Pourquoi un PNR?

 

À la base …

Paysages singuliers, omniprésence de sources (parfois thermales, parfois fluviales), immenses massifs forestiers, prairies encore nombreuses, demeures centenaires, anciens moulins, châteaux et églises de multiples époques et influences, biodiversité "ordinaire" particulièrement bien préservée, tissu associatif très actif, traditions du bois, du verre, du fer, du grès, de l'osier, ...
Notre territoire est véritablement RICHE ! Certes, mais son économie et sa démographie souffrent d'un enclavement géographique important et d'une situation dite "d'hyper-ruralité".
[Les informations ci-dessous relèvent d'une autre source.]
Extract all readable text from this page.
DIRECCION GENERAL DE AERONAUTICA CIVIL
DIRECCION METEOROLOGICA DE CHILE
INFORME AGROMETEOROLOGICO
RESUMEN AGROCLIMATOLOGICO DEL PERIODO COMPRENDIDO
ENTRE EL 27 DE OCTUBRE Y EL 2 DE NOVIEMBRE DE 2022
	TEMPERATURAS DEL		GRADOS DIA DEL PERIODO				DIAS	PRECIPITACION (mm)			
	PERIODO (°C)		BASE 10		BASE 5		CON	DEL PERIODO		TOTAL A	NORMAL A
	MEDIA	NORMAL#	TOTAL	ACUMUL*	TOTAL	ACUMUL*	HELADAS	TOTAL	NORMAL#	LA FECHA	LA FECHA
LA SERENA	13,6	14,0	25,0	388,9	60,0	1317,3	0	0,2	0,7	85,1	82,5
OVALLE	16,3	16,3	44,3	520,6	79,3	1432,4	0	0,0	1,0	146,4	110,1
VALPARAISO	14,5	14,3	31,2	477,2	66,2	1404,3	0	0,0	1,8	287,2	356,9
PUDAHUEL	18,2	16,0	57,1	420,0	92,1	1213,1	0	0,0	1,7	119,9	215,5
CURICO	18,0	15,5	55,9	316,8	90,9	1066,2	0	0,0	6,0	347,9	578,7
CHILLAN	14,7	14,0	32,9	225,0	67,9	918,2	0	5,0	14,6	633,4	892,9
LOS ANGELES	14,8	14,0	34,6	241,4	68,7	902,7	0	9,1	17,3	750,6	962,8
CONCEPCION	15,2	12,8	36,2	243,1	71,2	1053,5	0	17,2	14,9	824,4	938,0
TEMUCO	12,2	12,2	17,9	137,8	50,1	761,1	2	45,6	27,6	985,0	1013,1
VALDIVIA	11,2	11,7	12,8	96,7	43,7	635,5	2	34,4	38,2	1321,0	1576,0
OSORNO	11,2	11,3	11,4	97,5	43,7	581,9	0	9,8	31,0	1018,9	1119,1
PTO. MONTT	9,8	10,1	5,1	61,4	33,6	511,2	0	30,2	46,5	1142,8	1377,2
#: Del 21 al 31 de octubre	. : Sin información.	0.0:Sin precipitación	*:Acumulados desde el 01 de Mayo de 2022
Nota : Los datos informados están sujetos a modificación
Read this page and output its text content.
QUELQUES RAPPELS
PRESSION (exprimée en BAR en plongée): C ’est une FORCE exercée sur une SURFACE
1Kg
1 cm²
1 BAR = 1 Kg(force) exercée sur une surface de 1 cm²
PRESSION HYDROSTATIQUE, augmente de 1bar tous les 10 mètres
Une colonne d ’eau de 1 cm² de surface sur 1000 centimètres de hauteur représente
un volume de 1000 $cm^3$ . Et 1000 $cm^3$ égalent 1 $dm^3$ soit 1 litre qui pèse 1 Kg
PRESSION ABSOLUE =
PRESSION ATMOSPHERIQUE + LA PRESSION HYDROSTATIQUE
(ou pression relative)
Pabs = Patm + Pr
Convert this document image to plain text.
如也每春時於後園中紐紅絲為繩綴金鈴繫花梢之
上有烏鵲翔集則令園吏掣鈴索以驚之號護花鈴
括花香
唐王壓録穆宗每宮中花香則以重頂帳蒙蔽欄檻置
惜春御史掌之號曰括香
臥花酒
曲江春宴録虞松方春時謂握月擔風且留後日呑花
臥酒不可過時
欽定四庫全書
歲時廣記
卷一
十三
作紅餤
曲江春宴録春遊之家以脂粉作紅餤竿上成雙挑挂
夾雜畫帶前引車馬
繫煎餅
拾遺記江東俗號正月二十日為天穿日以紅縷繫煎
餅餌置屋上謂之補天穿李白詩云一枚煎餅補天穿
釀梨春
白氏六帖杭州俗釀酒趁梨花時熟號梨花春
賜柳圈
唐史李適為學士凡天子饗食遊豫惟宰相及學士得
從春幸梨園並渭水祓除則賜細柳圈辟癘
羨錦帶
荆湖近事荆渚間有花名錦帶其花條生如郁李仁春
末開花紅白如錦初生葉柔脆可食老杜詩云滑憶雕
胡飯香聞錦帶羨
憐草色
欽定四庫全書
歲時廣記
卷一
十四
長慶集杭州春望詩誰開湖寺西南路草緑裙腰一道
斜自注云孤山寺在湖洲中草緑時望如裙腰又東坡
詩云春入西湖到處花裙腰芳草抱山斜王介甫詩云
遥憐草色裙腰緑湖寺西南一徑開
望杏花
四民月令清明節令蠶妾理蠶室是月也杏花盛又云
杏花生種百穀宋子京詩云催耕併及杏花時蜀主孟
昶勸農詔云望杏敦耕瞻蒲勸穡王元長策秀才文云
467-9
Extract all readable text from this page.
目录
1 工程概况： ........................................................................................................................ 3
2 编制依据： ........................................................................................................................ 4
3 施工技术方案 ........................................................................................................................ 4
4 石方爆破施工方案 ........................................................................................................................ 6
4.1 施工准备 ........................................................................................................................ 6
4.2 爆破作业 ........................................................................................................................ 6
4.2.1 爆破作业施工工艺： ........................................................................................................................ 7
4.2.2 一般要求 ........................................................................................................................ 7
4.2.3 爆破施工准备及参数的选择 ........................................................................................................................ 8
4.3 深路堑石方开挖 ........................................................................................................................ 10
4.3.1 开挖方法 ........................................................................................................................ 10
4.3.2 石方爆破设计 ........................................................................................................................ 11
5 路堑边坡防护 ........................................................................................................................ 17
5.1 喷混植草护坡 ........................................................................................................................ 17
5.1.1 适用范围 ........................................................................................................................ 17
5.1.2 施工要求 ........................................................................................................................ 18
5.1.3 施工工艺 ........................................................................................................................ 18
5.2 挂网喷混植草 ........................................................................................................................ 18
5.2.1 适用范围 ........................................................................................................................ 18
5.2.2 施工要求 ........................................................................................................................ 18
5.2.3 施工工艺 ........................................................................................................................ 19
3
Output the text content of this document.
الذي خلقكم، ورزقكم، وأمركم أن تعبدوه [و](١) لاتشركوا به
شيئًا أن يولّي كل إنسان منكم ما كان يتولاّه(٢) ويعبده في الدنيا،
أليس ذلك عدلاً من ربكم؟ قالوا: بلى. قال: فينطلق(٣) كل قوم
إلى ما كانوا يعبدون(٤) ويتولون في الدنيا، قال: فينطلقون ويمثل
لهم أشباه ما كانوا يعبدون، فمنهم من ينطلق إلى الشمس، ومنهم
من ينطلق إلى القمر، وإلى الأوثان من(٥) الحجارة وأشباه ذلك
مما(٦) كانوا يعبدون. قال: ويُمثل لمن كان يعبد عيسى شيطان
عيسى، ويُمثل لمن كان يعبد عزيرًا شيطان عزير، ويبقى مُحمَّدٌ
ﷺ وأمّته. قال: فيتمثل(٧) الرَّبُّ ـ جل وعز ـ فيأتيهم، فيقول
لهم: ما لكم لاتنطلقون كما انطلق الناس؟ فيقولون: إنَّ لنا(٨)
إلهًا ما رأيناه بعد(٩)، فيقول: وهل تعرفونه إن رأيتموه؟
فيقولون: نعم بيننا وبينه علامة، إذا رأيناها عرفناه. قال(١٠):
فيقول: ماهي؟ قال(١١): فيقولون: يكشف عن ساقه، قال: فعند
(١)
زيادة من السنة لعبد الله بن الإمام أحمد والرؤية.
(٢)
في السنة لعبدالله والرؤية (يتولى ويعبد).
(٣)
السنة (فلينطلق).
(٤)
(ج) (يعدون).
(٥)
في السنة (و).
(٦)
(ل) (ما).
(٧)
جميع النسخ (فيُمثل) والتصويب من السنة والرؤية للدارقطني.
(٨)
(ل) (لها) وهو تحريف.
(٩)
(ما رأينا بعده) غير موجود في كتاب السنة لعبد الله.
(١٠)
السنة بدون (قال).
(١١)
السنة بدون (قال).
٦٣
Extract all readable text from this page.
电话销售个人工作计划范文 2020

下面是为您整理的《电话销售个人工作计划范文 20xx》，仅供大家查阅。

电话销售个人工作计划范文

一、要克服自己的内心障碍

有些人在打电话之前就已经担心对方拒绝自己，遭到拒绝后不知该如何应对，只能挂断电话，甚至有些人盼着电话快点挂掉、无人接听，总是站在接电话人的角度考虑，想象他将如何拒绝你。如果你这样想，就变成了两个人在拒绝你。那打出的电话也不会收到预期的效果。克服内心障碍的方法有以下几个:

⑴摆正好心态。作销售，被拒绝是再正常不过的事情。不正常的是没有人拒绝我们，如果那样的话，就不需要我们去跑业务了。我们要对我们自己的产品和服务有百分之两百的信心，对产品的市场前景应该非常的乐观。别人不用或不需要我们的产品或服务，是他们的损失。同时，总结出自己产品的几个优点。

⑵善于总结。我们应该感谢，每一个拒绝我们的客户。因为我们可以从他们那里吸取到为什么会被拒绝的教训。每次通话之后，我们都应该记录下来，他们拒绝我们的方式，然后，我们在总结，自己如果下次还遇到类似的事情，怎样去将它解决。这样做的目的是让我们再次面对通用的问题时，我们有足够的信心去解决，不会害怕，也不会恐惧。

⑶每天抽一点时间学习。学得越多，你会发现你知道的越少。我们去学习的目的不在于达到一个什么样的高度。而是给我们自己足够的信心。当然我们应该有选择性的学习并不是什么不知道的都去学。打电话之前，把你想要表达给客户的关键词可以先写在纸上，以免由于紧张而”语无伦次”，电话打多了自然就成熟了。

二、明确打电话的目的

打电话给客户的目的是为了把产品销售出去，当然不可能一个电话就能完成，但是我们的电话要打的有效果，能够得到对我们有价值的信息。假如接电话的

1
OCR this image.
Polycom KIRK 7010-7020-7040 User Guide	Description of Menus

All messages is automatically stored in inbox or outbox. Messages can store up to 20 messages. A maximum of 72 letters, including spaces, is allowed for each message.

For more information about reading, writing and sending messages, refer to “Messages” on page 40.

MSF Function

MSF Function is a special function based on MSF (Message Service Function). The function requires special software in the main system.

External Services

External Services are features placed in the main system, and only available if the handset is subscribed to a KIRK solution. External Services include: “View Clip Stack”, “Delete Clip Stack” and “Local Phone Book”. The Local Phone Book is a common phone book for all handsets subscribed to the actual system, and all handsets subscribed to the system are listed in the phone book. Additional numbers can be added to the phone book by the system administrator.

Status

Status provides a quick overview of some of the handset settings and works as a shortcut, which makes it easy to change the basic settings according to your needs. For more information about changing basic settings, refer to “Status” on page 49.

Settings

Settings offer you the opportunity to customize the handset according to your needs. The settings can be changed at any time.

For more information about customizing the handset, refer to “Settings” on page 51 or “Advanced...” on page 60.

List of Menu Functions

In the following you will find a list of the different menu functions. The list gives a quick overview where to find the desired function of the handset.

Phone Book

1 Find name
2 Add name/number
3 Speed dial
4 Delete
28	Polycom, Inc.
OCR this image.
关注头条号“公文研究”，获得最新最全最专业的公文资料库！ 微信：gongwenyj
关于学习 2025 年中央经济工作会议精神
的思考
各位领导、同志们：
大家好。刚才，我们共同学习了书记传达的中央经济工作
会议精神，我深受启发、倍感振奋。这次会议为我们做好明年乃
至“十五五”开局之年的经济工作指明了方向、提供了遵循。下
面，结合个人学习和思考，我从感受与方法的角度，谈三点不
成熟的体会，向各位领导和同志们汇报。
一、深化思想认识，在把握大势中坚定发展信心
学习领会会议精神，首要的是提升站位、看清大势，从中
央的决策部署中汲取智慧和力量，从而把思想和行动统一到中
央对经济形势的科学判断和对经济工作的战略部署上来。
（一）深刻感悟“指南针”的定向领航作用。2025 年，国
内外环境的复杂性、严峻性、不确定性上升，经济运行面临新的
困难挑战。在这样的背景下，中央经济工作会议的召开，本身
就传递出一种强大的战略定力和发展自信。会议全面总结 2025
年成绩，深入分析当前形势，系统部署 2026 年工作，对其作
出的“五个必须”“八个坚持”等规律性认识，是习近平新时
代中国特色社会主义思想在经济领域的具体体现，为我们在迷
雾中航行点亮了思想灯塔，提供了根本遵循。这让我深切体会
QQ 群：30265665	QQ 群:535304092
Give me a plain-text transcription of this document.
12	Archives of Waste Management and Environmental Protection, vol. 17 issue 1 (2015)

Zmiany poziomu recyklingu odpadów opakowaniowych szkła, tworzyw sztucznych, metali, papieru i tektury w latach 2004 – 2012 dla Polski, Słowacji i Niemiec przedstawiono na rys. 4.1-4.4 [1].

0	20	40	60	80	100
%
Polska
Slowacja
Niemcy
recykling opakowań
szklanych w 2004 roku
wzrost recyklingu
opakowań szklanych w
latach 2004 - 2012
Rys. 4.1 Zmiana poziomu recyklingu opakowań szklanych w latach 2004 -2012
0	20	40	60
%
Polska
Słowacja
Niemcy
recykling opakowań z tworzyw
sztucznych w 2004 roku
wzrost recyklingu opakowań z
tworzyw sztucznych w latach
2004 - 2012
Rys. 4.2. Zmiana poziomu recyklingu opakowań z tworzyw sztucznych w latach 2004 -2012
De plus, les richesses énumérées précédemment s'avèrent être fragiles et vulnérables. Bon nombre d'entre elles sont d'ailleurs déjà sur le déclin.

À l'origine du projet de PNR, s'il s'avérait nécessaire de réagir pour éviter un triste gaspillage, il restait à identifier quel serait l'outil le plus approprié. L'idée d'un Parc Naturel Régional s'est rapidement imposée, au vu de son adéquation avec les caractéristiques du territoire et avec ses besoins de développement.


Des bénéfices pour tout un territoire

L'outil "Parc Naturel Régional" a été mis en place à la fin des années 60, au moment de l'émergence politique du concept de développement durable.
Les intérêts de la création d'un PNR sont multiples pour un territoire comme le nôtre :
- Préservation et développement du patrimoine (naturel, culturel, paysager)
- Valorisation de ces richesses locales (environnement, cadre de vie, paysages, bâtiments, traditions, identité, produits du terroirs, savoir-faire, ...) pour contrecarrer les faiblesses économiques et démographiques liées à la ruralité
- Accroissement du rayonnement identitaire et économique du secteur par l'obtention de la marque PNR, connue et reconnue à l'échelle européenne
- Constitution d'une structure de gestion du Parc, dont les moyens humains, financiers et techniques sont mis au service des acteurs du territoire, en faveur d'initiatives locales et innovantes
Tous ces grands volets peuvent bien entendu être déclinés en actions spécifiques à un domaine d'activité ou à un projet donné.


Les contraintes

Comme tout projet fondé sur la collaboration d'acteurs aux intérêts différents voire divergents, un projet de PNR implique que chacun fasse des concessions.
Les orientations et les champs d'action d'un PNR sont définis au sein de sa Charte. Parmi les mesures qui y figurent, seules 3 sont imposées par la réglementation :
- Le PNR est sollicité pour avis sur les documents de planification (SCoT, PLU, …), sur les projets soumis à étude d'impact et sur les autres documents encadrant les activités sur son territoire (carrières, déchets, sites et itinéraires, …), afin de vérifier leur cohérence avec la Charte
- Les grands panneaux publicitaires sont interdits (sauf cas particuliers)
- La circulation des véhicules à moteur est réglementée pour chaque commune dans les espaces naturels
En dehors de ces mesures communes à tous les PNR, chaque PNR définit librement ses propres règles lors de l’élaboration de la Charte. C'est pourquoi il est important qu'un maximum d'acteurs s'implique au plus tôt dans la démarche.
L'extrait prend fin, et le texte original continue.